From the Royal College he won a travelling scholarship which he used to go to France and Spain in 1950 and 1951. On his return he taught at the Cardiff School of Art and then at Liverpool Polytechnic (now Liverpool John Moores University), where he was Principal Lecturer in Print-making and Illustration for 23 years.

Roberts was a short man, dark-haired, bespectacled - and attractive to women. He loved to socialise, especially in a pub where he could sit and talk, enthusing about art over a pint, a cigarette in his hand. This natural warmth made Roberts an immensely gifted teacher. At a time when teaching in art schools was formal and restricted, he took a genuine interest in his students and was keen to inspire them to develop their abilities.

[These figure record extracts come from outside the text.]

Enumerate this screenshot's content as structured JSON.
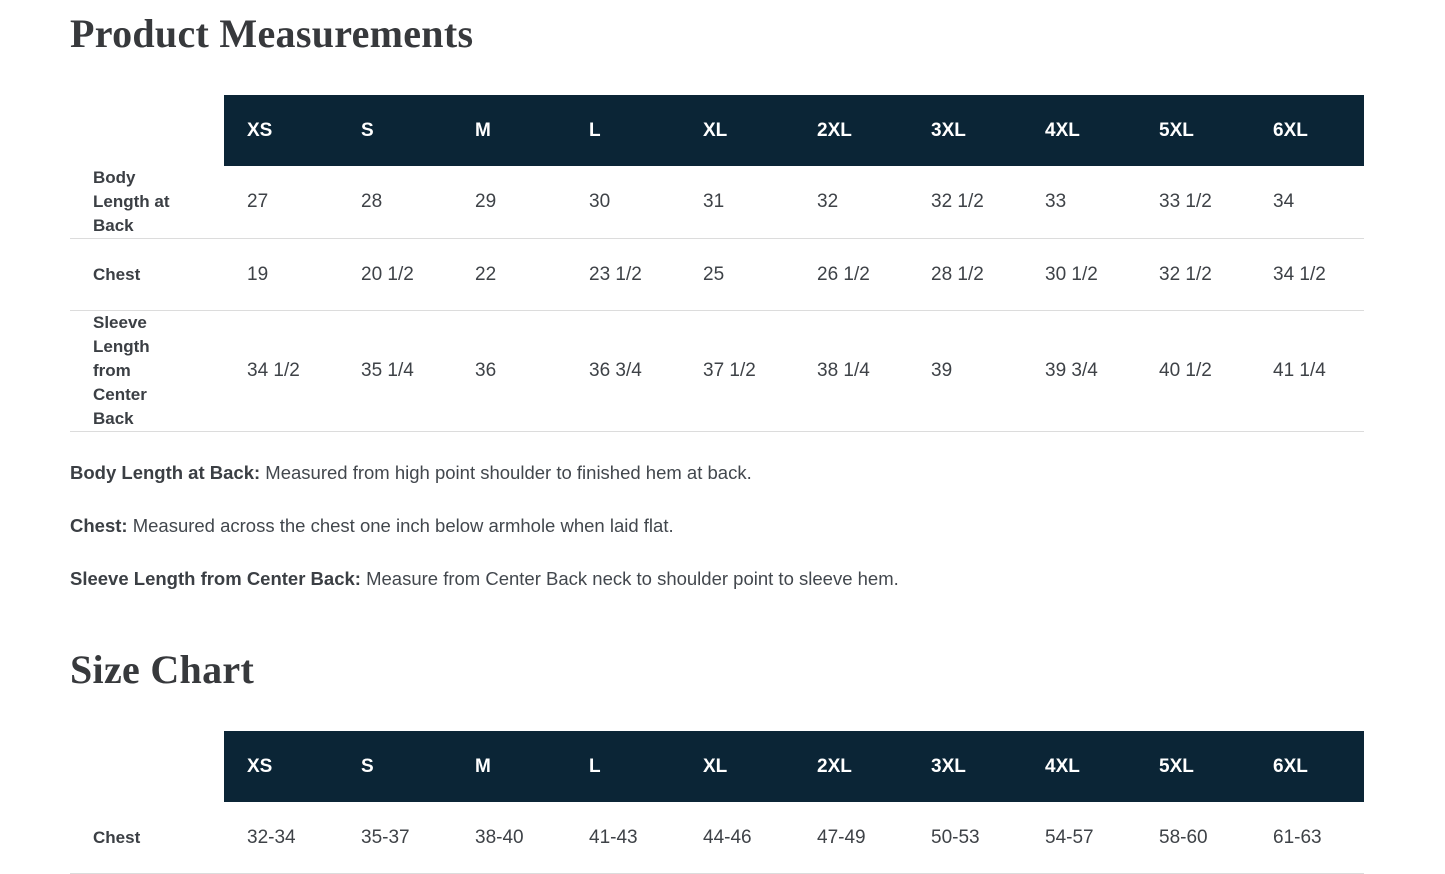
{
  "colors": {
    "header_bg": "#0b2536",
    "header_text": "#ffffff",
    "body_text": "#3e4247",
    "divider": "#dcdcdc"
  },
  "product_measurements": {
    "title": "Product Measurements",
    "columns": [
      "XS",
      "S",
      "M",
      "L",
      "XL",
      "2XL",
      "3XL",
      "4XL",
      "5XL",
      "6XL"
    ],
    "rows": [
      {
        "label": "Body Length at Back",
        "values": [
          "27",
          "28",
          "29",
          "30",
          "31",
          "32",
          "32 1/2",
          "33",
          "33 1/2",
          "34"
        ]
      },
      {
        "label": "Chest",
        "values": [
          "19",
          "20 1/2",
          "22",
          "23 1/2",
          "25",
          "26 1/2",
          "28 1/2",
          "30 1/2",
          "32 1/2",
          "34 1/2"
        ]
      },
      {
        "label": "Sleeve Length from Center Back",
        "values": [
          "34 1/2",
          "35 1/4",
          "36",
          "36 3/4",
          "37 1/2",
          "38 1/4",
          "39",
          "39 3/4",
          "40 1/2",
          "41 1/4"
        ]
      }
    ],
    "notes": [
      {
        "term": "Body Length at Back:",
        "text": " Measured from high point shoulder to finished hem at back."
      },
      {
        "term": "Chest:",
        "text": " Measured across the chest one inch below armhole when laid flat."
      },
      {
        "term": "Sleeve Length from Center Back:",
        "text": " Measure from Center Back neck to shoulder point to sleeve hem."
      }
    ]
  },
  "size_chart": {
    "title": "Size Chart",
    "columns": [
      "XS",
      "S",
      "M",
      "L",
      "XL",
      "2XL",
      "3XL",
      "4XL",
      "5XL",
      "6XL"
    ],
    "rows": [
      {
        "label": "Chest",
        "values": [
          "32-34",
          "35-37",
          "38-40",
          "41-43",
          "44-46",
          "47-49",
          "50-53",
          "54-57",
          "58-60",
          "61-63"
        ]
      }
    ]
  }
}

In the 1960s he himself started to do abstract work which involved a number of intaglio processes because he wanted to demonstrate that etching can be so much more than line. It was a period when students from Hornsey College of Art were touring Britain's art schools, encouraging demonstrations and sit-ins to protest against their teachers, but since at Liverpool Roberts already supported the use of art as self-expression it was difficult to rebel against him. Many of his students stayed in touch long after they had graduated.

On his retirement he moved to the village city of St David's in Pembrokeshire, where he had spent his childhood holidays; his wife died only 18 months afterwards.

Roberts worked extensively as a book illustrator, his output including a number of children's books for Penguin. He was a member of the Royal Watercolour Society, the Royal Society of Painter-Printmakers, the Royal Cambrian Academy and the Liverpool Academy of Arts, where for many years he was Treasurer.

He exhibited widely and held a number of one-man exhibitions. His work can be found in the permanent collections of the National Museum of Wales (for whom in 1978 he was commissioned to do a series of 50 etched portraits of famous Welsh people), the Welsh Arts Council, Newport Art Gallery, Liverpool University, the National Library of Wales at Aberystwyth, and the University of Wales at Aberystwyth, which earlier this year received a V&A/Resource grant to purchase 20 of his works.

A retrospective touring exhibition of John Roberts's work, including five decades of etchings, lithographs, drawings and watercolours, closed on Friday at the National Library of Wales at Aberystwyth.